The general meeting has the following inalienable duties and powers:
a) Election of the vote counters
b) Approval of the minutes of the last general meeting
c) Approval of the annual report of the Board,
d) Acceptance of the audit report and approval of the annual financial statements
e) Ratification of the actions of the Board
f) Election of the President and the other members of the Board as well as the Control Authority
g) determination of membership fees
h) take note of the annual budget,
i) take note of the programme of activities
j) passing resolutions on motions of the members or the executive committee
k) Amendment of the Statutes of the Association
l) Deciding on the exclusion of members in the case of corresponding applications for membership to the general meeting.
m) Resolution on the dissolution of the Association and the use of the liquidation proceeds.
Every duly convened general meeting shall have a quorum irrespective of the number of members present.
The members make the decisions in open voting with the simple majority of the present members. Abstentions are not counted. In the event of a tie, the chairman has the casting vote.
Changes of the statutes, dissolution of the association or merger with other associations require a qualified majority of two thirds of the present members.
Minutes shall be taken at least of the decisions made.
8. The Board
The Board consists of at least three persons.
The term of office is 2 years. Re-election is possible.
The Board leads the operative business and represents the association externally. The Board members work free of charge, they have the right to remunerate their expenses.
The Board has all competences which are not transferred to another body by law or according to these statutes.
The Board constitutes itself. The accumulation of tasks / functions is possible.
The Board meets as often as it is required. Each member of the board may demand the convening of a meeting, stating the reasons.
If no member of the board demands verbal consultation, the resolution is valid by circular letter (also e-mail).
The responsibilities of the Board are:
- Taking the necessary measures to achieve the purposes of the association
- Convocation of ordinary and extraordinary general meetings of members
- Monitoring of compliance with the statutes, drafting of regulations and
- Administration of the association's financial assets and reporting of the same to the general meeting.
The Board is responsible for the accounting of the association.
The Board may hire or commission persons to achieve the association's goals in return for appropriate compensation.
9. The Auditors
The general meeting elects 1 auditor or a legal entity to audit the accounts and carry out a spot check at least once a year.
The Auditors shall report and propose to the Board for the attention of the general meeting.
The term of office is 2 years. Re-election is possible.
10. Signing authority
The members of the Board have individual signing rights.
Only the association's assets are liable for the association's debts. A personal liability of the members is excluded.

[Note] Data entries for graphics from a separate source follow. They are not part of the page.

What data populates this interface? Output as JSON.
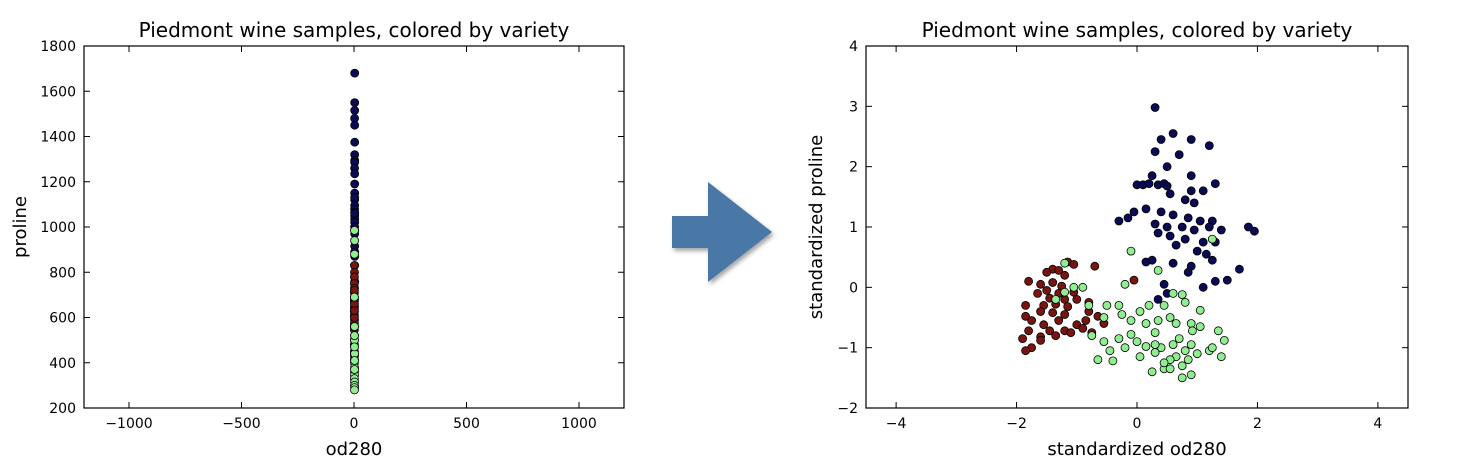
{
  "arrow": {
    "color": "#4a78a6"
  },
  "chart_data": [
    {
      "type": "scatter",
      "title": "Piedmont wine samples, colored by variety",
      "xlabel": "od280",
      "ylabel": "proline",
      "xlim": [
        -1200,
        1200
      ],
      "ylim": [
        200,
        1800
      ],
      "xticks": [
        -1000,
        -500,
        0,
        500,
        1000
      ],
      "yticks": [
        200,
        400,
        600,
        800,
        1000,
        1200,
        1400,
        1600,
        1800
      ],
      "xtick_labels": [
        "−1000",
        "−500",
        "0",
        "500",
        "1000"
      ],
      "ytick_labels": [
        "200",
        "400",
        "600",
        "800",
        "1000",
        "1200",
        "1400",
        "1600",
        "1800"
      ],
      "grid": false,
      "series": [
        {
          "color": "#0b0b55",
          "points": [
            [
              3.0,
              1680
            ],
            [
              2.9,
              1550
            ],
            [
              3.1,
              1515
            ],
            [
              2.8,
              1480
            ],
            [
              3.2,
              1450
            ],
            [
              3.0,
              1375
            ],
            [
              2.9,
              1320
            ],
            [
              3.1,
              1295
            ],
            [
              3.0,
              1285
            ],
            [
              2.8,
              1260
            ],
            [
              3.2,
              1235
            ],
            [
              3.0,
              1190
            ],
            [
              2.9,
              1150
            ],
            [
              3.1,
              1120
            ],
            [
              3.0,
              1095
            ],
            [
              2.8,
              1080
            ],
            [
              3.0,
              1065
            ],
            [
              3.1,
              1050
            ],
            [
              2.9,
              1035
            ],
            [
              3.0,
              1020
            ],
            [
              3.2,
              985
            ],
            [
              2.9,
              970
            ],
            [
              3.0,
              915
            ],
            [
              3.1,
              890
            ],
            [
              3.0,
              870
            ],
            [
              2.9,
              830
            ],
            [
              3.0,
              760
            ],
            [
              3.1,
              1060
            ],
            [
              2.8,
              1000
            ],
            [
              3.0,
              1130
            ]
          ]
        },
        {
          "color": "#7a1410",
          "points": [
            [
              2.0,
              830
            ],
            [
              2.1,
              800
            ],
            [
              2.0,
              780
            ],
            [
              1.9,
              750
            ],
            [
              2.1,
              730
            ],
            [
              2.0,
              710
            ],
            [
              1.9,
              690
            ],
            [
              2.0,
              670
            ],
            [
              2.1,
              650
            ],
            [
              2.0,
              640
            ],
            [
              1.9,
              625
            ],
            [
              2.0,
              610
            ],
            [
              2.1,
              590
            ],
            [
              2.0,
              575
            ],
            [
              1.9,
              560
            ],
            [
              2.0,
              545
            ],
            [
              2.1,
              520
            ],
            [
              2.0,
              500
            ],
            [
              1.9,
              480
            ],
            [
              2.0,
              450
            ],
            [
              2.1,
              430
            ],
            [
              2.0,
              415
            ],
            [
              1.9,
              600
            ],
            [
              2.0,
              560
            ],
            [
              2.1,
              680
            ],
            [
              2.0,
              720
            ],
            [
              1.9,
              660
            ],
            [
              2.0,
              630
            ],
            [
              2.1,
              470
            ],
            [
              2.0,
              440
            ]
          ]
        },
        {
          "color": "#90ee90",
          "points": [
            [
              2.3,
              985
            ],
            [
              2.6,
              940
            ],
            [
              2.2,
              880
            ],
            [
              2.0,
              690
            ],
            [
              2.4,
              560
            ],
            [
              2.1,
              500
            ],
            [
              2.5,
              440
            ],
            [
              2.0,
              400
            ],
            [
              2.6,
              380
            ],
            [
              2.2,
              360
            ],
            [
              2.4,
              345
            ],
            [
              2.0,
              330
            ],
            [
              2.5,
              315
            ],
            [
              2.3,
              300
            ],
            [
              2.6,
              290
            ],
            [
              2.1,
              280
            ],
            [
              2.4,
              520
            ],
            [
              2.2,
              470
            ],
            [
              2.5,
              410
            ],
            [
              2.3,
              370
            ]
          ]
        }
      ]
    },
    {
      "type": "scatter",
      "title": "Piedmont wine samples, colored by variety",
      "xlabel": "standardized od280",
      "ylabel": "standardized proline",
      "xlim": [
        -4.5,
        4.5
      ],
      "ylim": [
        -2,
        4
      ],
      "xticks": [
        -4,
        -2,
        0,
        2,
        4
      ],
      "yticks": [
        -2,
        -1,
        0,
        1,
        2,
        3,
        4
      ],
      "xtick_labels": [
        "−4",
        "−2",
        "0",
        "2",
        "4"
      ],
      "ytick_labels": [
        "−2",
        "−1",
        "0",
        "1",
        "2",
        "3",
        "4"
      ],
      "grid": false,
      "series": [
        {
          "color": "#0b0b55",
          "points": [
            [
              0.3,
              2.98
            ],
            [
              0.6,
              2.55
            ],
            [
              0.4,
              2.45
            ],
            [
              0.9,
              2.45
            ],
            [
              1.2,
              2.35
            ],
            [
              0.3,
              2.25
            ],
            [
              0.7,
              2.2
            ],
            [
              0.5,
              2.0
            ],
            [
              0.25,
              1.85
            ],
            [
              0.9,
              1.85
            ],
            [
              0.0,
              1.7
            ],
            [
              0.1,
              1.7
            ],
            [
              0.2,
              1.72
            ],
            [
              0.35,
              1.7
            ],
            [
              0.45,
              1.72
            ],
            [
              0.5,
              1.68
            ],
            [
              0.9,
              1.6
            ],
            [
              1.1,
              1.6
            ],
            [
              1.3,
              1.72
            ],
            [
              0.55,
              1.55
            ],
            [
              0.8,
              1.45
            ],
            [
              0.95,
              1.4
            ],
            [
              -0.05,
              1.25
            ],
            [
              -0.15,
              1.15
            ],
            [
              0.15,
              1.3
            ],
            [
              0.4,
              1.25
            ],
            [
              0.6,
              1.2
            ],
            [
              0.85,
              1.15
            ],
            [
              1.05,
              1.1
            ],
            [
              1.25,
              1.1
            ],
            [
              -0.3,
              1.1
            ],
            [
              0.3,
              1.05
            ],
            [
              0.5,
              1.0
            ],
            [
              0.75,
              1.0
            ],
            [
              0.95,
              0.95
            ],
            [
              1.2,
              1.0
            ],
            [
              1.4,
              0.95
            ],
            [
              1.85,
              1.0
            ],
            [
              1.95,
              0.93
            ],
            [
              0.55,
              0.85
            ],
            [
              0.35,
              0.9
            ],
            [
              0.8,
              0.8
            ],
            [
              1.1,
              0.75
            ],
            [
              1.3,
              0.75
            ],
            [
              1.0,
              0.6
            ],
            [
              1.15,
              0.55
            ],
            [
              0.6,
              0.4
            ],
            [
              0.9,
              0.35
            ],
            [
              1.7,
              0.3
            ],
            [
              0.15,
              0.42
            ],
            [
              1.3,
              0.1
            ],
            [
              1.5,
              0.12
            ],
            [
              0.25,
              0.45
            ],
            [
              0.45,
              0.05
            ],
            [
              0.5,
              -0.1
            ],
            [
              0.35,
              -0.2
            ],
            [
              1.1,
              0.0
            ],
            [
              0.85,
              0.25
            ],
            [
              1.25,
              0.45
            ],
            [
              0.65,
              0.7
            ]
          ]
        },
        {
          "color": "#7a1410",
          "points": [
            [
              -1.15,
              0.42
            ],
            [
              -1.05,
              0.38
            ],
            [
              -1.4,
              0.3
            ],
            [
              -1.3,
              0.28
            ],
            [
              -0.7,
              0.35
            ],
            [
              -1.5,
              0.25
            ],
            [
              -1.2,
              0.2
            ],
            [
              -0.05,
              0.12
            ],
            [
              -1.8,
              0.1
            ],
            [
              -1.6,
              0.05
            ],
            [
              -1.4,
              0.08
            ],
            [
              -1.25,
              0.02
            ],
            [
              -1.5,
              -0.05
            ],
            [
              -1.3,
              -0.1
            ],
            [
              -1.65,
              -0.1
            ],
            [
              -1.45,
              -0.18
            ],
            [
              -1.2,
              -0.2
            ],
            [
              -1.0,
              -0.2
            ],
            [
              -0.8,
              -0.25
            ],
            [
              -1.85,
              -0.3
            ],
            [
              -1.55,
              -0.3
            ],
            [
              -1.35,
              -0.28
            ],
            [
              -1.15,
              -0.32
            ],
            [
              -1.6,
              -0.4
            ],
            [
              -1.4,
              -0.42
            ],
            [
              -1.2,
              -0.45
            ],
            [
              -1.85,
              -0.48
            ],
            [
              -1.75,
              -0.55
            ],
            [
              -1.3,
              -0.55
            ],
            [
              -0.85,
              -0.55
            ],
            [
              -1.55,
              -0.62
            ],
            [
              -1.0,
              -0.62
            ],
            [
              -1.8,
              -0.72
            ],
            [
              -1.45,
              -0.72
            ],
            [
              -1.2,
              -0.72
            ],
            [
              -0.9,
              -0.68
            ],
            [
              -0.55,
              -0.6
            ],
            [
              -1.6,
              -0.82
            ],
            [
              -1.35,
              -0.8
            ],
            [
              -1.1,
              -0.75
            ],
            [
              -0.75,
              -0.75
            ],
            [
              -1.9,
              -0.85
            ],
            [
              -1.6,
              -0.88
            ],
            [
              -1.75,
              -1.0
            ],
            [
              -1.85,
              -1.05
            ],
            [
              -0.65,
              -0.48
            ],
            [
              -0.8,
              -0.4
            ],
            [
              -1.05,
              -0.08
            ]
          ]
        },
        {
          "color": "#90ee90",
          "points": [
            [
              -1.2,
              0.4
            ],
            [
              -1.05,
              0.0
            ],
            [
              -0.9,
              0.0
            ],
            [
              -0.2,
              0.05
            ],
            [
              -0.1,
              0.6
            ],
            [
              1.25,
              0.8
            ],
            [
              0.35,
              0.28
            ],
            [
              -1.2,
              -0.08
            ],
            [
              -1.35,
              -0.2
            ],
            [
              -0.8,
              -0.3
            ],
            [
              -0.3,
              -0.3
            ],
            [
              -0.5,
              -0.3
            ],
            [
              -0.25,
              -0.45
            ],
            [
              0.05,
              -0.4
            ],
            [
              0.2,
              -0.3
            ],
            [
              0.45,
              -0.3
            ],
            [
              0.6,
              -0.1
            ],
            [
              0.75,
              -0.12
            ],
            [
              0.8,
              -0.25
            ],
            [
              1.05,
              -0.38
            ],
            [
              0.15,
              -0.6
            ],
            [
              0.35,
              -0.55
            ],
            [
              0.55,
              -0.5
            ],
            [
              0.65,
              -0.6
            ],
            [
              0.9,
              -0.6
            ],
            [
              1.05,
              -0.65
            ],
            [
              1.35,
              -0.72
            ],
            [
              0.3,
              -0.75
            ],
            [
              -0.1,
              -0.78
            ],
            [
              -0.3,
              -0.85
            ],
            [
              -0.55,
              -0.9
            ],
            [
              -0.75,
              -0.8
            ],
            [
              0.0,
              -0.9
            ],
            [
              0.15,
              -0.98
            ],
            [
              0.4,
              -1.0
            ],
            [
              0.7,
              -0.85
            ],
            [
              0.9,
              -0.95
            ],
            [
              0.8,
              -1.05
            ],
            [
              0.65,
              -1.15
            ],
            [
              0.85,
              -1.2
            ],
            [
              1.0,
              -1.1
            ],
            [
              1.2,
              -1.05
            ],
            [
              1.45,
              -0.88
            ],
            [
              1.25,
              -1.0
            ],
            [
              -0.45,
              -1.05
            ],
            [
              -0.2,
              -1.0
            ],
            [
              0.3,
              -1.08
            ],
            [
              0.55,
              -1.2
            ],
            [
              0.75,
              -1.3
            ],
            [
              0.45,
              -1.35
            ],
            [
              0.25,
              -1.4
            ],
            [
              0.9,
              -1.45
            ],
            [
              0.75,
              -1.5
            ],
            [
              -0.4,
              -1.22
            ],
            [
              -0.65,
              -1.2
            ],
            [
              0.05,
              -1.15
            ],
            [
              0.55,
              -1.35
            ],
            [
              1.4,
              -1.15
            ],
            [
              0.6,
              -0.95
            ],
            [
              -0.1,
              -0.55
            ],
            [
              0.3,
              -0.95
            ],
            [
              0.92,
              -0.72
            ],
            [
              -0.55,
              -0.5
            ],
            [
              0.45,
              -1.25
            ]
          ]
        }
      ]
    }
  ]
}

12. Dissolution of the association
The dissolution of the association can be decided by a resolution of an ordinary or extraordinary general meeting and can be dissolved by a qualified majority of two thirds of the members present.
A merger may only take place with another legal entity domiciled in Switzerland which is exempt from tax on account of its non-profit status or public purpose.

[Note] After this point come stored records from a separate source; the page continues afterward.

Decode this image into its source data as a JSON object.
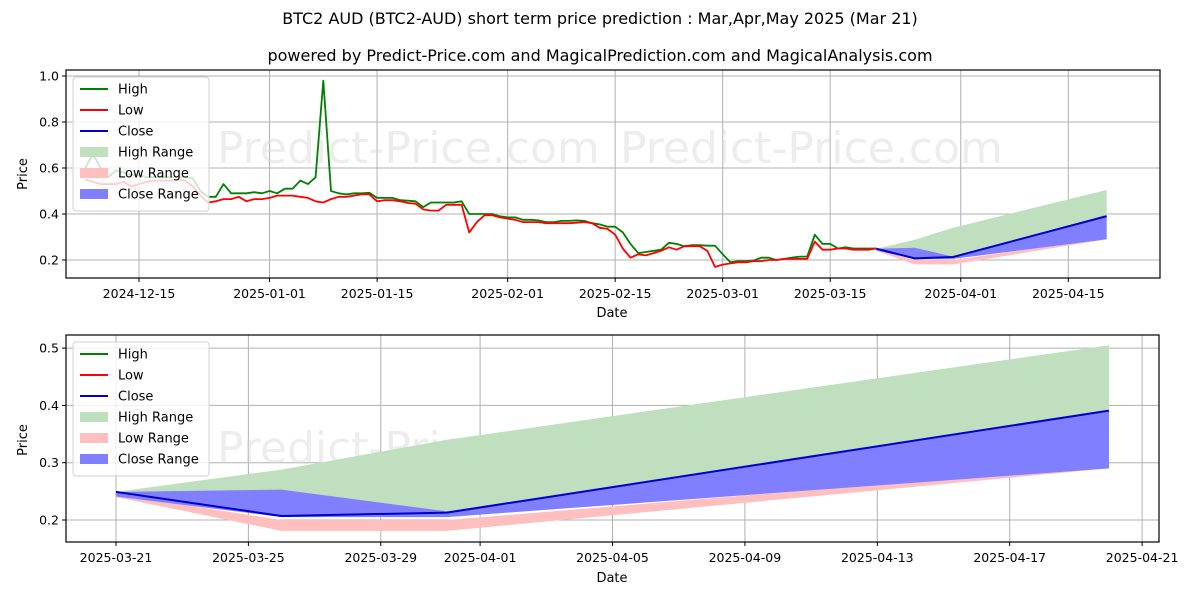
{
  "header": {
    "title": "BTC2 AUD (BTC2-AUD) short term price prediction : Mar,Apr,May 2025 (Mar 21)",
    "subtitle": "powered by Predict-Price.com and MagicalPrediction.com and MagicalAnalysis.com"
  },
  "watermark": "Predict-Price.com",
  "colors": {
    "high": "#008000",
    "low": "#ff0000",
    "close": "#0000cc",
    "high_range": "#bfdfbf",
    "low_range": "#ffbfbf",
    "close_range": "#7f7fff"
  },
  "legend": {
    "items": [
      {
        "label": "High",
        "kind": "line",
        "color": "#008000"
      },
      {
        "label": "Low",
        "kind": "line",
        "color": "#ff0000"
      },
      {
        "label": "Close",
        "kind": "line",
        "color": "#0000cc"
      },
      {
        "label": "High Range",
        "kind": "patch",
        "color": "#bfdfbf"
      },
      {
        "label": "Low Range",
        "kind": "patch",
        "color": "#ffbfbf"
      },
      {
        "label": "Close Range",
        "kind": "patch",
        "color": "#7f7fff"
      }
    ]
  },
  "chart_data": [
    {
      "type": "line",
      "title": "BTC2 AUD (BTC2-AUD) short term price prediction : Mar,Apr,May 2025 (Mar 21)",
      "xlabel": "Date",
      "ylabel": "Price",
      "ylim": [
        0.13,
        1.02
      ],
      "yticks": [
        "0.2",
        "0.4",
        "0.6",
        "0.8",
        "1.0"
      ],
      "xticks": [
        "2024-12-15",
        "2025-01-01",
        "2025-01-15",
        "2025-02-01",
        "2025-02-15",
        "2025-03-01",
        "2025-03-15",
        "2025-04-01",
        "2025-04-15"
      ],
      "grid": true,
      "legend_position": "upper left",
      "history_x_days_from_2024_12_08": [
        0,
        1,
        2,
        3,
        4,
        5,
        6,
        7,
        8,
        9,
        10,
        11,
        12,
        13,
        14,
        15,
        16,
        17,
        18,
        19,
        20,
        21,
        22,
        23,
        24,
        25,
        26,
        27,
        28,
        29,
        30,
        31,
        32,
        33,
        34,
        35,
        36,
        37,
        38,
        39,
        40,
        41,
        42,
        43,
        44,
        45,
        46,
        47,
        48,
        49,
        50,
        51,
        52,
        53,
        54,
        55,
        56,
        57,
        58,
        59,
        60,
        61,
        62,
        63,
        64,
        65,
        66,
        67,
        68,
        69,
        70,
        71,
        72,
        73,
        74,
        75,
        76,
        77,
        78,
        79,
        80,
        81,
        82,
        83,
        84,
        85,
        86,
        87,
        88,
        89,
        90,
        91,
        92,
        93,
        94,
        95,
        96,
        97,
        98,
        99,
        100,
        101,
        102,
        103
      ],
      "series": [
        {
          "name": "High",
          "values": [
            0.6,
            0.66,
            0.6,
            0.56,
            0.59,
            0.58,
            0.57,
            0.57,
            0.56,
            0.56,
            0.56,
            0.56,
            0.56,
            0.56,
            0.555,
            0.5,
            0.475,
            0.475,
            0.53,
            0.49,
            0.49,
            0.49,
            0.495,
            0.49,
            0.5,
            0.49,
            0.51,
            0.51,
            0.545,
            0.53,
            0.56,
            0.98,
            0.5,
            0.49,
            0.485,
            0.49,
            0.49,
            0.492,
            0.47,
            0.47,
            0.47,
            0.46,
            0.458,
            0.455,
            0.43,
            0.45,
            0.45,
            0.45,
            0.45,
            0.455,
            0.4,
            0.4,
            0.4,
            0.4,
            0.39,
            0.385,
            0.385,
            0.375,
            0.375,
            0.372,
            0.365,
            0.365,
            0.37,
            0.37,
            0.372,
            0.37,
            0.36,
            0.355,
            0.345,
            0.345,
            0.32,
            0.27,
            0.23,
            0.235,
            0.24,
            0.245,
            0.275,
            0.27,
            0.26,
            0.265,
            0.265,
            0.262,
            0.262,
            0.225,
            0.19,
            0.195,
            0.195,
            0.197,
            0.21,
            0.21,
            0.2,
            0.205,
            0.21,
            0.215,
            0.215,
            0.31,
            0.27,
            0.27,
            0.25,
            0.255,
            0.25,
            0.25,
            0.25,
            0.25
          ]
        },
        {
          "name": "Low",
          "values": [
            0.55,
            0.54,
            0.53,
            0.53,
            0.53,
            0.54,
            0.52,
            0.53,
            0.54,
            0.545,
            0.545,
            0.545,
            0.55,
            0.545,
            0.52,
            0.48,
            0.45,
            0.455,
            0.465,
            0.465,
            0.475,
            0.455,
            0.465,
            0.465,
            0.47,
            0.48,
            0.48,
            0.48,
            0.475,
            0.47,
            0.455,
            0.45,
            0.465,
            0.475,
            0.475,
            0.48,
            0.485,
            0.485,
            0.455,
            0.46,
            0.46,
            0.455,
            0.448,
            0.445,
            0.42,
            0.415,
            0.415,
            0.44,
            0.44,
            0.44,
            0.32,
            0.365,
            0.395,
            0.395,
            0.385,
            0.38,
            0.375,
            0.365,
            0.365,
            0.365,
            0.36,
            0.36,
            0.36,
            0.36,
            0.362,
            0.365,
            0.36,
            0.34,
            0.335,
            0.31,
            0.25,
            0.21,
            0.225,
            0.22,
            0.23,
            0.24,
            0.255,
            0.245,
            0.26,
            0.26,
            0.26,
            0.24,
            0.17,
            0.18,
            0.185,
            0.19,
            0.19,
            0.195,
            0.195,
            0.2,
            0.2,
            0.205,
            0.205,
            0.205,
            0.205,
            0.28,
            0.245,
            0.245,
            0.25,
            0.25,
            0.245,
            0.245,
            0.245,
            0.25
          ]
        }
      ],
      "forecast": {
        "x": [
          "2025-03-21",
          "2025-03-26",
          "2025-03-31",
          "2025-04-20"
        ],
        "close": [
          0.249,
          0.207,
          0.213,
          0.391
        ],
        "high_range_top": [
          0.249,
          0.288,
          0.34,
          0.505
        ],
        "close_range_top": [
          0.249,
          0.253,
          0.215,
          0.391
        ],
        "close_range_bottom": [
          0.241,
          0.205,
          0.205,
          0.29
        ],
        "low_range_top": [
          0.245,
          0.2,
          0.2,
          0.295
        ],
        "low_range_bottom": [
          0.24,
          0.181,
          0.181,
          0.29
        ]
      }
    },
    {
      "type": "area",
      "title": "Forecast detail",
      "xlabel": "Date",
      "ylabel": "Price",
      "ylim": [
        0.163,
        0.525
      ],
      "yticks": [
        "0.2",
        "0.3",
        "0.4",
        "0.5"
      ],
      "xticks": [
        "2025-03-21",
        "2025-03-25",
        "2025-03-29",
        "2025-04-01",
        "2025-04-05",
        "2025-04-09",
        "2025-04-13",
        "2025-04-17",
        "2025-04-21"
      ],
      "grid": true,
      "legend_position": "upper left",
      "x": [
        "2025-03-21",
        "2025-03-26",
        "2025-03-31",
        "2025-04-20"
      ],
      "series": [
        {
          "name": "Close",
          "values": [
            0.249,
            0.207,
            0.213,
            0.391
          ]
        },
        {
          "name": "High Range",
          "upper": [
            0.249,
            0.288,
            0.34,
            0.505
          ],
          "lower": [
            0.249,
            0.207,
            0.213,
            0.391
          ]
        },
        {
          "name": "Close Range",
          "upper": [
            0.249,
            0.253,
            0.215,
            0.391
          ],
          "lower": [
            0.241,
            0.205,
            0.205,
            0.29
          ]
        },
        {
          "name": "Low Range",
          "upper": [
            0.245,
            0.2,
            0.2,
            0.295
          ],
          "lower": [
            0.24,
            0.181,
            0.181,
            0.29
          ]
        }
      ]
    }
  ]
}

In the event of dissolution, profits and capital shall be transferred to another legal entity domiciled in Switzerland and exempt from tax on account of its non-profit status or public purpose. The distribution of the Association's assets among its members is excluded.
13. Entry into force
These statutes were adopted at the foundation meeting on 21.5.2019 and came into force on this date.
Date, Place: 21.5.2019, 5722 Gränichen, Switzerland
President: Bettina Mindt
Secretary: Alexandre Tuch
The German version of the statutes prevail.